An example of how listening to my intuition has helped me is by saying yes even before I know the solution. Sometimes opportunities come my way, and I just know I have to say yes to them. When I started my company, I just knew it was the right time. When I left my job at Gallup, I was craving the freedom to work from anywhere in the world and with clients I was naturally excited about. And so eventually the time came where I had developed relationships who were interested in being paying clients, and I knew I had to say yes!
I formed my company within the week, gave notice, and started my new business immediately.

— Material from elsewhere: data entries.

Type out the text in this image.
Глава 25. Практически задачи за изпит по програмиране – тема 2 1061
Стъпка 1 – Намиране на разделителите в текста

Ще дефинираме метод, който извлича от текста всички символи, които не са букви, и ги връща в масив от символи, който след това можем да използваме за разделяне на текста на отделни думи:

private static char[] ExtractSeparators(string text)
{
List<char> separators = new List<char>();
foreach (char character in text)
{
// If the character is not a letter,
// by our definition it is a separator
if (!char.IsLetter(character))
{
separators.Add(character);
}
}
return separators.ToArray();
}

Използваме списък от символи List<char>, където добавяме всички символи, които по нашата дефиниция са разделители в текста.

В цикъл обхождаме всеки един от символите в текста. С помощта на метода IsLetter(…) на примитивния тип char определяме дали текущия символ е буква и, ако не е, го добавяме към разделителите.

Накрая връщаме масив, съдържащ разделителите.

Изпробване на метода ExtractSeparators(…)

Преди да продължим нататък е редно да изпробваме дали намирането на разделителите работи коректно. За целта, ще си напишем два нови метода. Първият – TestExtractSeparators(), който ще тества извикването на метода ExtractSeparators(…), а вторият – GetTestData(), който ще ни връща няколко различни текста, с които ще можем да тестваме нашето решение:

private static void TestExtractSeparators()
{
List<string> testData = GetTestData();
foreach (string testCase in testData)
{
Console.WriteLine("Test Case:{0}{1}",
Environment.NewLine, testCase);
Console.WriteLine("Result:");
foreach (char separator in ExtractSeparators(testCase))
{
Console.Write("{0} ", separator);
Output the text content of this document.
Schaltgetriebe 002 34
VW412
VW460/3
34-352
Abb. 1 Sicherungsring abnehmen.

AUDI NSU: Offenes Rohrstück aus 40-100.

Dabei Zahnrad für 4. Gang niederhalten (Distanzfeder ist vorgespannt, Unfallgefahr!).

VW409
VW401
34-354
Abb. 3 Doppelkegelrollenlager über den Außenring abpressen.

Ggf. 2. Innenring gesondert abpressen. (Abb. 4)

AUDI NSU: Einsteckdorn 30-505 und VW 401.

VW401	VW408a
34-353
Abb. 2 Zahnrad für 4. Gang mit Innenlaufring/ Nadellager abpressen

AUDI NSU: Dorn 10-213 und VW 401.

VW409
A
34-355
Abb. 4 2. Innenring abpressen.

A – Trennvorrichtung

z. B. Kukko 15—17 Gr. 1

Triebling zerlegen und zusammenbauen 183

I didn’t know exactly what the new business would look like, but always felt that as long as whatever I was doing was in line with my purpose, then I couldn’t fail.
Sometimes we think intuition is feelings, but you can’t rely solely on feelings to make these kinds of decisions. We can’t mistake the feeling of being uncomfortable or nervous with our “gut” telling us not to do something. A lot of the time our intuition puts us in uncomfortable situations that are actually in our best interest. So, intuition runs deeper than feelings.
My secret talent is connecting with people. I can form relationships quickly. And when I think about everything I’ve learned, the lessons I’ve gotten from people have taught me so much more about the world than anything I’ve ever studied in a classroom. That’s why I love to travel.
My biggest rebel move was speaking on stage at Deepak’s Sages and Scientists conference when I was 23. Honestly, I wasn’t very good and, when I look back on it, I’m a little surprised he even asked me. But when Deepak Chopra asks you something like that, you do it! A lot of people were like, “How did you have the confidence to speak with Deepak Chopra when you were so young?” The truth is that I didn’t. But I also knew that I couldn’t say no.
My advice for my younger self would be to be less rebellious with my parents. For a lot of my teenage years, I gave my parents a really hard time. I was convinced they weren’t giving me enough freedom. I hated having a curfew. I argued with them. Typical teenager stuff. I wish I had more moments of just hugging and loving them… rather than living inside a made-up story that they didn’t understand me and all of the goals I had. It’s never worth it to choose your opinion or being right over being connected with the people you love.
The female disruptor who most inspires me and why is Angelina Jolie. Angelina has lived a very extreme life—maybe a little too extreme for some people—but I think most of us are too busy being safe. So I admire her for taking chances, doing what some would call crazy, and pushing her limits.
My favorite “mini-skirt” is to block out time on my calendar to do priorities first, because I know that they use the most mental space. I like to answer emails before 9 a.m. and before everyone else is on and the email flurry starts. Then I block out 9 a.m. to noon to do only my priorities. I’m more effective with my calls and meetings in the afternoon because I handled what I needed to in the morning and don’t have those tasks hanging over my head.